Sunday, 6 June 2021

Feeling kind of fuzzy-headed? Here’s how you can fend off “brain fog”

Where did I leave my keys again? If you’ve been experiencing a sustained loss of mental clarity and difficulty thinking over the past year, you’re not alone. While precise numbers are hard to come by, neuroscientist Sabina Brennan, estimates that some 600 mn people globally experience symptoms of the cognitive dysfunction known as Brain Fog, she tells CNBC. Brennan’s book Beating Brain Fog outlines a number of ways to overcome foggy thinking, and is particularly pertinent after a year in which stress, anxiety or illness has exacerbated an inability to think clearly for many.

So-called “Long Covid” has been cited as a culprit behind a long-term inability to focus: While feeling sluggish or spaced out from time to time isn’t necessarily a novel experience, the continued sensation of brain fogginess has become one of the significant long-term effects of contracting a severe case of covid-19. A DePaul University study of 280 covid “long-haulers” found that their neurocognitive symptoms had worsened six months on from contracting the disease, implying that the brain fog was there to stay. Lingering physiological symptoms from the virus, like fatigue, body aches and an inability to sleep have at least partially explained the presence of a dark cloud obscuring our ability to stay on task. But there’s another, less tangible psychological component hindering people from leading otherwise ordinary lives.

But a year filled with uncertainty and grief has affected even those who haven’t personally contracted the virus.

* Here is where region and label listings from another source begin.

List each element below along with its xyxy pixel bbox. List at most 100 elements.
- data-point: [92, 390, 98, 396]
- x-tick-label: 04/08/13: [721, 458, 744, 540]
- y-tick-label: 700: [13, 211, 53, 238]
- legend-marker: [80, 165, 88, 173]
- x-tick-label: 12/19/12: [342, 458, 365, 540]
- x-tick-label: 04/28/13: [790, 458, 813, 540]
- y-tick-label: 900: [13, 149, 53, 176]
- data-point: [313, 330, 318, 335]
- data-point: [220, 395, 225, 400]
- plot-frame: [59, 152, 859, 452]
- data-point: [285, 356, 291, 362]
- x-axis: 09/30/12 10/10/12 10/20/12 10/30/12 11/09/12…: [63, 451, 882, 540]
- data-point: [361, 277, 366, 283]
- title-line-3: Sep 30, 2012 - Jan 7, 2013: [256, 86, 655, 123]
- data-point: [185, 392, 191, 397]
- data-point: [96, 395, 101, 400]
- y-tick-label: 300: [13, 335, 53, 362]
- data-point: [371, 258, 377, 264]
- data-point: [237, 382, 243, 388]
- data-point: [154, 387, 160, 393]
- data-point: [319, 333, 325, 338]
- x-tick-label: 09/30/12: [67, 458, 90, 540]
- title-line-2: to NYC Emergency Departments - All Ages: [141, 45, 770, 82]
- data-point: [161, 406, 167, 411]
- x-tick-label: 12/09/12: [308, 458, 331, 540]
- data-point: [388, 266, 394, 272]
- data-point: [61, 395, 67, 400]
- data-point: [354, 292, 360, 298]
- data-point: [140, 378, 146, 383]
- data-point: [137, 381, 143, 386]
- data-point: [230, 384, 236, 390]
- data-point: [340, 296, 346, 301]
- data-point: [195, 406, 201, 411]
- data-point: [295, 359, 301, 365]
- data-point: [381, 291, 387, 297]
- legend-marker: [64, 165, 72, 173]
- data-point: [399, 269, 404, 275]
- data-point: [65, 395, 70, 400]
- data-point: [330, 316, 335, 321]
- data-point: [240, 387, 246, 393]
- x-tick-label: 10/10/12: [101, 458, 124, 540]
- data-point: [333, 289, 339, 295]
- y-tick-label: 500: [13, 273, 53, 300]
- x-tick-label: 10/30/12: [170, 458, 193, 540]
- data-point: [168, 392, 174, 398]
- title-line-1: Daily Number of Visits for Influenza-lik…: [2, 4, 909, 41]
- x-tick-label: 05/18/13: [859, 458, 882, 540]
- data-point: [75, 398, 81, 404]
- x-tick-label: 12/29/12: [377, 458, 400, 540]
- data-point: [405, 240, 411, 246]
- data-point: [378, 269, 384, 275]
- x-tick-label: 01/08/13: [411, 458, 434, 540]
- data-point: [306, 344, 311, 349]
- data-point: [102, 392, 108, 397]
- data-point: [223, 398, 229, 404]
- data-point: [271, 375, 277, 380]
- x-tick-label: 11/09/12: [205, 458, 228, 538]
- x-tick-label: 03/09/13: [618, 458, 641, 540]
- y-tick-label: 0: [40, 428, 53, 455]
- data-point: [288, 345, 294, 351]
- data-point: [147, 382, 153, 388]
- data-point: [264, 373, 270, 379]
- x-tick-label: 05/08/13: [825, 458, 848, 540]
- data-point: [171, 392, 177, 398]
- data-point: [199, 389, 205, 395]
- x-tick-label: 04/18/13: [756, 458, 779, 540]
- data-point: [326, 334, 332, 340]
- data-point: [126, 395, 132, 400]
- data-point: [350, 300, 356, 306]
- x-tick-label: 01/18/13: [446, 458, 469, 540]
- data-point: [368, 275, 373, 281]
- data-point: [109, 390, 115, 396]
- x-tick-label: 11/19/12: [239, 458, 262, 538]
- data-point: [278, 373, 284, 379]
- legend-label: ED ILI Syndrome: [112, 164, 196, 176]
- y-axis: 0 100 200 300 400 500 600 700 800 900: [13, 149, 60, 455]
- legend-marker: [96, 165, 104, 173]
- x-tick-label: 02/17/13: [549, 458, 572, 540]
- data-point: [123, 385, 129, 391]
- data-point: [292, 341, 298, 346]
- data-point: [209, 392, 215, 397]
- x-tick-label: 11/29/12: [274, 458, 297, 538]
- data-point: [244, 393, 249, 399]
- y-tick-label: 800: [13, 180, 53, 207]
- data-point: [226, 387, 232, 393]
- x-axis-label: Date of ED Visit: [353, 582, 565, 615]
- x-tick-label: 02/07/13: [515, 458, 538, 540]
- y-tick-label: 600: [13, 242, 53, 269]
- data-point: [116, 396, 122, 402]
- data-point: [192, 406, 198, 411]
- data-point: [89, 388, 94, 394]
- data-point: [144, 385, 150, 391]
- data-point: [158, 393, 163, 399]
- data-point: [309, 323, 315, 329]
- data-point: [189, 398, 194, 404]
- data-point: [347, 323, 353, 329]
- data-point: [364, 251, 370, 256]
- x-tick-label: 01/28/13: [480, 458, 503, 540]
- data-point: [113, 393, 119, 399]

Feelings of fatigue associated with brain fog have also been attributed to sustained periods of stress experienced during a pandemic. The percentage of US adults with symptoms of an anxiety or a depressive disorder increased from 36.4% to 41.5% between August 2020 and February 2021, according to a CDC report. Grief over the loss of loved ones, job insecurity, feelings of isolation and the “sameness” of everyday life are among the long list of reasons why our brains have become so exhausted and “foggy,” researchers say.

And decreased brain stimulation as most switched to work from home schedules didn’t help. For those fortunate enough to be able to work from home, it's easy to start confusing memories when nothing changes. “We have effectively evolved to stop paying attention when nothing changes, but to pay particular attention when things do change,” Catherine Loveday, a professor of cognitive neuroscience at the University of Westminster, explains to the Guardian. Breaking up patterns and having certain kinds of “” are apparently essential for memories to be sufficiently processed in the hippocampus. The same goes for scores of people whose brains “wake up in the presence of other people,” Loveday adds.

So, how can you fend off the fog? Getting a good night’s rest comes at the top of the list of neurologists’ recommendations across the board, as it gives your body the opportunity to clean out brain toxins. Exercise comes second in line, because of its ability to improve brain cell growth and reduce stress, says Brennan. Reintroducing some added stimulation through your social networks can be helpful in breaking up repetition, boosting mood and improving memory.